Yüksek Jeofizik Mühendisi Prof. Dr. Övgün Ahmet Ercan, sosyal medya üzerinden yaptığı açıklamada, depremin Afrika levhasının, Ege Bölgesi’nin altına doğru ilerleyen parçasında meydana geldiğini ifade etti. Sarsıntının bölgesel etkiler taşıdığına dikkat çeken Ercan, “Bu tür depremler, Türkiye’de başka bir büyük depremi tetiklemez” sözleriyle kamuoyundaki tedirginliği azaltmaya çalıştı.
“Yeni bir risk bulunmuyor”
Prof. Dr.
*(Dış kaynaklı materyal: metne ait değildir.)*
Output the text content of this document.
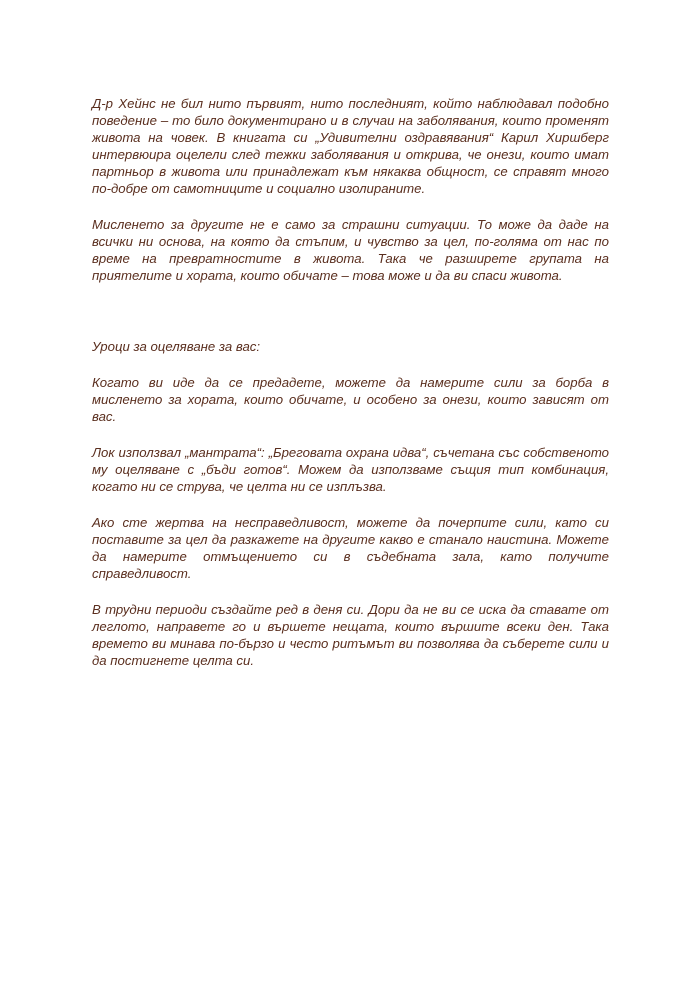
Д-р Хейнс не бил нито първият, нито последният, който наблюдавал подобно поведение – то било документирано и в случаи на заболявания, които променят живота на човек. В книгата си „Удивителни оздравявания“ Карил Хиршберг интервюира оцелели след тежки заболявания и открива, че онези, които имат партньор в живота или принадлежат към някаква общност, се справят много по-добре от самотниците и социално изолираните.

Мисленето за другите не е само за страшни ситуации. То може да даде на всички ни основа, на която да стъпим, и чувство за цел, по-голяма от нас по време на превратностите в живота. Така че разширете групата на приятелите и хората, които обичате – това може и да ви спаси живота.

Уроци за оцеляване за вас:

Когато ви иде да се предадете, можете да намерите сили за борба в мисленето за хората, които обичате, и особено за онези, които зависят от вас.

Лок използвал „мантрата“: „Бреговата охрана идва“, съчетана със собственото му оцеляване с „бъди готов“. Можем да използваме същия тип комбинация, когато ни се струва, че целта ни се изплъзва.

Ако сте жертва на несправедливост, можете да почерпите сили, като си поставите за цел да разкажете на другите какво е станало наистина. Можете да намерите отмъщението си в съдебната зала, като получите справедливост.

В трудни периоди създайте ред в деня си. Дори да не ви се иска да ставате от леглото, направете го и вършете нещата, които вършите всеки ден. Така времето ви минава по-бързо и често ритъмът ви позволява да съберете сили и да постигнете целта си.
Ercan, depremin Türkiye kıyılarında etkili olmasına karşın, başka bir ana fay hattını harekete geçirme ihtimalinin çok düşük olduğunu vurguladı. X (eski Twitter) hesabından yaptığı açıklamada şu ifadelere yer verdi:
“Girit’in kuzeydoğusunda, 25 km derinlikte oluşan M6,1 büyüklüğündeki deprem, Teke Yarımadamızda hissedilmiştir. Bu sarsıntı, Afrika kıtasının Ege altına dalan bölümünde meydana gelmiştir. Bölgede M5’e kadar artçılar beklenebilir. Ancak bu, Türkiye’de başka bir depremin habercisi değildir.”
Deprem hangi illerde hissedildi?
AFAD’ın açıklamalarına göre, depremin merkez üssü Muğla’nın Datça ilçesine yaklaşık 166 kilometre uzaklıkta yer alıyor. Sarsıntı, batı ve güneybatı illerinde, özellikle kıyıya yakın bölgelerde hissedildi. İlk belirlemelere göre herhangi bir can kaybı veya büyük çaplı hasar bildirilmedi.
Ahmet Ercan, yaptığı uyarıda bu tür büyüklükteki depremler sonrasında genellikle birkaç hafta boyunca artçı sarsıntıların yaşandığını belirtti. Bu artçıların 5 büyüklüğüne kadar ulaşabileceğini söyleyen Ercan, halkın tedbirli ancak panik yapmadan süreci takip etmesi gerektiğini kaydetti.
Ege’de sismik hareketlilik ne durumda?
Uzmanlar, Ege Denizi ve çevresinin tarih boyunca yüksek sismik aktivite gösterdiğine dikkat çekiyor. Bölgede, Afrika ve Avrasya levhalarının çarpışması nedeniyle sık sık orta büyüklükte depremler yaşanıyor. Bu durum, Girit Adası açıklarında gerçekleşen depremlerin olağan sismik döngünün bir parçası olduğunu gösteriyor.